NAIROBI (Reuters) - Pierre Buyoya, the former president of Burundi who twice seized power in military coups and oversaw a prolonged ethnic civil war that killed 300,000 of his countrymen, has died at 71, the government announced on Friday.
Buyoya died just two months after being convicted in absentia by a court in Burundi of the 1993 murder of a successor, a killing that triggered more than a decade of ethnic bloodletting.
“The death of former president Pierre Buyoya is confirmed. There is no more doubt,” the head of the information and communications division at the office of Burundi’s President Willy Nyamitwe said in a tweet.
At the time of his death, Buyoya had been living in Mali, where he had held a post as an envoy of the African Union. An official at the Clinique Pasteur in the Malian capital Bamako told Reuters Buyoya had been treated there before being evacuated to Paris overnight. He gave no further details.
A relative of Buyoya, who spoke on condition of anonymity, told Reuters Buyoya had died on Thursday en route to Paris for medical treatment.
French radio RFI said Buyoya had contracted COVID-19 in Mali and had been hospitalised there for a week.
Malian government officials could not immediately be reached for comment. The French foreign ministry did not immediately respond to a message seeking comment.

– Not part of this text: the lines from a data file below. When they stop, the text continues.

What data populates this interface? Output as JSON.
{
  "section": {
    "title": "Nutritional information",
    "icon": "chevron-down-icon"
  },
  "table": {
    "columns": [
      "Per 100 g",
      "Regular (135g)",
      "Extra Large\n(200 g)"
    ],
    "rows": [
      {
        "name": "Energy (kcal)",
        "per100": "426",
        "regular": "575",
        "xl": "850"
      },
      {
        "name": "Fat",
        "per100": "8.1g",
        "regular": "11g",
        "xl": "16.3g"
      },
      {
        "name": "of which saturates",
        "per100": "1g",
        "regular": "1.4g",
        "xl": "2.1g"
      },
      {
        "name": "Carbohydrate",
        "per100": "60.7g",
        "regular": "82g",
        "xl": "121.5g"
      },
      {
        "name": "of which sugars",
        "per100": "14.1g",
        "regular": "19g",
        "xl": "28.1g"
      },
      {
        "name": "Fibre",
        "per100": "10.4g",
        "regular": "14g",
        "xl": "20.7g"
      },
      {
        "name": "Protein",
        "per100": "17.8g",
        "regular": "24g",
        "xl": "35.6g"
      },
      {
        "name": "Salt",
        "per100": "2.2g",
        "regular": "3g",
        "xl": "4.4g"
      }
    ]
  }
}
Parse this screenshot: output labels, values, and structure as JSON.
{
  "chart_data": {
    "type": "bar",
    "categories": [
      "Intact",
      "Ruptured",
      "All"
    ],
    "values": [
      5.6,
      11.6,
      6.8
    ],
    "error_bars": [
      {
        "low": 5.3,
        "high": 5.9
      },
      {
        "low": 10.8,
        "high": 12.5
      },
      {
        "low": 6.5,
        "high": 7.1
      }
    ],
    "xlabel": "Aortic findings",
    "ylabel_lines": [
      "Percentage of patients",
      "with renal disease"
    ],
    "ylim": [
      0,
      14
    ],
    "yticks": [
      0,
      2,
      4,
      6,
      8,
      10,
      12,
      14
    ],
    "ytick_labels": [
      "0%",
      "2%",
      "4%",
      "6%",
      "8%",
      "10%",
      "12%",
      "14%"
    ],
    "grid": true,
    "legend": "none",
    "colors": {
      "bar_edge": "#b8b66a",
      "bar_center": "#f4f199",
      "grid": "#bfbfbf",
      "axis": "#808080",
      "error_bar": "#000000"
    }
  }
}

Buyoya, a member of the Tutsi minority that held power in Burundi for decades after the country’s 1962 independence from Belgium, was president for 13 years in total during two stints, from 1987-1993 and from 1996-2003.
From 2012, Buyoya served as the African Union’s envoy for Mali and the Sahel region. He resigned last month after his conviction in absentia at home.
Buyoya first took power in 1987, ousting president Jean-Baptiste Bagaza in a military coup. In June, 1993, Buyoya left office after losing Burundi’s first free election, to Melchior Ndadaye, a member of the Hutu majority.
Just three months after Ndadaye took office, soldiers from the still Tutsi-dominated military captured and killed the new president. His death unleashed a conflict in which both the Tutsi-led army and mainly Hutu rebels were accused of atrocities against civilians.
In October, Burundi’s Supreme Court convicted Buyoya in absentia of Ndadaye’s murder, sentencing him to life in jail.
Buyoya called the conviction politically motivated. RFI said that at the time of his death he planned to return to Burundi to clear his name.
Three years after the killing of Ndadaye, Buyoya returned to power in a second military coup. He stepped down in 2003, replaced by his vice president, Domitien Ndayizeye, a Hutu, as part of an agreement that helped end the conflict.